To apply the four A’s, the organization would initially begin by implementing the first two; assess and align. This means implementing a process that would identify potential leaders and evaluate their competencies, experiences, and drive or motivation. The process of assessing individual competencies would require a well-designed competency model based on the organizations’ business objectives, needs and strategy. The assessment tool should include core competencies that incorporate both technical and leadership skills. These competency and skills results would be used to align each leader to critical organizational roles based on the individuals’ desires, competencies and experiences. Once a “leadership grid” is developed, each potential leaders’ readiness stage would be identified as either “ready now,” “ready soon” (i.e. 2-3 years) with development or “have potential for the future” (i.e. more than 3 years) for each role to which they have been aligned. A best practice would be having at least one, but more likely two or more individuals, for each critical role and each readiness stage. For each individual in each role, a development plan should be created and implemented to ensure that a strong and effective talent pipeline exists and that the individuals have the opportunity to move through the readiness stages at a suitable pace.

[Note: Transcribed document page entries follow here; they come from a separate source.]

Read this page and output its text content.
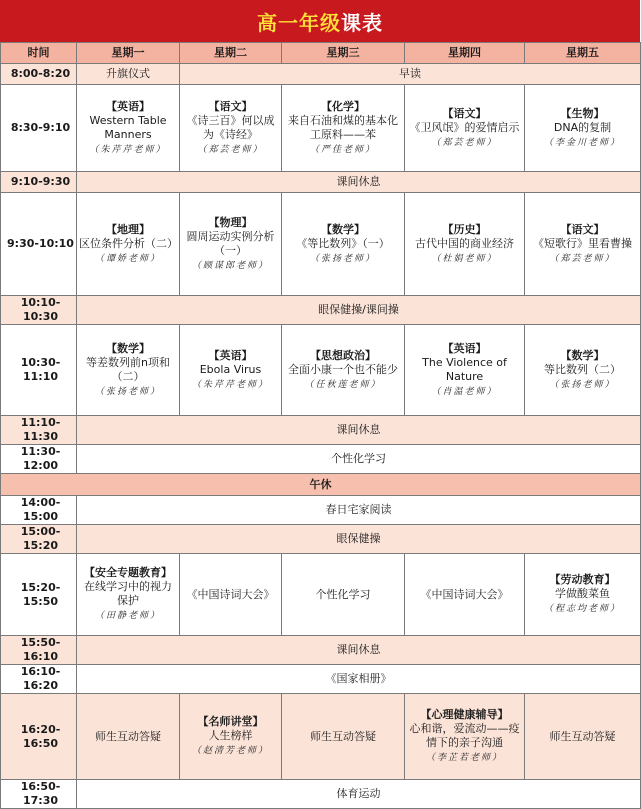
高一年级 课表
时间	星期一	星期二	星期三	星期四	星期五
8:00-8:20	升旗仪式	早读			
8:30-9:10	【英语】
Western Table Manners
（朱芹芹老师）	【语文】
《诗三百》何以成为《诗经》
（郑芸老师）	【化学】
来自石油和煤的基本化工原料——苯
（严佳老师）	【语文】
《卫风氓》的爱情启示
（郑芸老师）	【生物】
DNA的复制
（李金川老师）

9:10-9:30	课间休息				
9:30-10:10	【地理】
区位条件分析（二）
（谭娇老师）	【物理】
圆周运动实例分析（一）
（顾谋郎老师）	【数学】
《等比数列》（一）
（张扬老师）	【历史】
古代中国的商业经济
（杜娟老师）	【语文】
《短歌行》里看曹操
（郑芸老师）

10:10-10:30	眼保健操/课间操				
10:30-11:10	【数学】
等差数列前n项和（二）
（张扬老师）	【英语】
Ebola Virus
（朱芹芹老师）	【思想政治】
全面小康一个也不能少
（任秋莲老师）	【英语】
The Violence of Nature
（肖温老师）	【数学】
等比数列（二）
（张扬老师）

11:10-11:30	课间休息				
11:30-12:00	个性化学习				
午休					
14:00-15:00	春日宅家阅读				
15:00-15:20	眼保健操				
15:20-15:50	【安全专题教育】
在线学习中的视力保护
（田静老师）	《中国诗词大会》	个性化学习	《中国诗词大会》	【劳动教育】
学做酸菜鱼
（程志均老师）

15:50-16:10	课间休息				
16:10-16:20	《国家相册》				
16:20-16:50	师生互动答疑	【名师讲堂】
人生榜样
（赵清芳老师）	师生互动答疑	【心理健康辅导】
心和谐，爱流动——疫情下的亲子沟通
（李芷若老师）	师生互动答疑

16:50-17:30	体育运动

The third “A,” which focuses on accessibility, deals with having “a simple, transparent, flexible, diverse and robust succession management process that eschews administrative hassles for the end user.” Simplicity often means implementing a program that leverages technology to create a less complicated process while ensuring consistency across the organization. Transparency in a good succession management system removes the former concepts of secrecy and confidentiality, and encourages clarity and integrity while minimizing politics. Also, as organizations increase their global reach their stakeholders, including their workforce, become increasingly diverse so building a diverse bench strength will serve as a competitive advantage in the war for talent. Although some organizations focus succession management at the very top of the organization, best-in-class succession planning programs cascade throughout so as to better prepare and build an extensive pipeline for current and future needs. According to AON Hewitt, “organizations need to build leadership capabilities at every level and create a ‘succession culture’ as an integral part of their corporate fabric. Severe talent shortages at frontline or middle-management levels can be equally disastrous for companies as those at executive levels.”

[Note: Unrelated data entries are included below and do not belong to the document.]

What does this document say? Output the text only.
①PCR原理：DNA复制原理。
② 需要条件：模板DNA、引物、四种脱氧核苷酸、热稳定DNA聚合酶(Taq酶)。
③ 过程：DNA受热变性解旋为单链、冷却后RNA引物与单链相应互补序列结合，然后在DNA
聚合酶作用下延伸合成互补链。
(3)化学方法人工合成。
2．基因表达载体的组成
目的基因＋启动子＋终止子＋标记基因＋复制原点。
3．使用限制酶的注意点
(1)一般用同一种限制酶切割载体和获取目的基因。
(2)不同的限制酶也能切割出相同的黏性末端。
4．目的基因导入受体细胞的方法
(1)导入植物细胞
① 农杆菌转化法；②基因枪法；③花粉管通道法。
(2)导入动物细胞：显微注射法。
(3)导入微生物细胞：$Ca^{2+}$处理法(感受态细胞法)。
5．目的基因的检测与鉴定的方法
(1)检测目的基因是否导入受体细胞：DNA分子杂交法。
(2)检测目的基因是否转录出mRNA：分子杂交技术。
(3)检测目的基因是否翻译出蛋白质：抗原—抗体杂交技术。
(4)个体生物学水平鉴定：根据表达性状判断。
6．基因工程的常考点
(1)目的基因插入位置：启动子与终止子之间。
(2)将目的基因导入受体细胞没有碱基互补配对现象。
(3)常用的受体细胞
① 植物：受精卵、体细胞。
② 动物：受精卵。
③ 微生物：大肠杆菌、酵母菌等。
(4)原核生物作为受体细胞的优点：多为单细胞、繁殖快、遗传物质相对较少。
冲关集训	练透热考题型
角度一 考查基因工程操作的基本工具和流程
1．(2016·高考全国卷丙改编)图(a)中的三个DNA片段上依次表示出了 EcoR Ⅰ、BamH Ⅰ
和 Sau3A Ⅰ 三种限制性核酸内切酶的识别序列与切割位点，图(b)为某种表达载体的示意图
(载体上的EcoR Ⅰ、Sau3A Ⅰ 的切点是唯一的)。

The final component of a successful program is advancement. The end goal for the organization and the individual. According to the article, “long-term bench development and advancement” is the cardinal rule of succession management. Best-in-class companies adopt development as a strategic priority and provide a range of targeted developmental experiences for their rising stars.” These development activities usually provide enterprise-wide exposure to and tie talent development and advancement to managers’ performance and rewards goals to reinforce the program.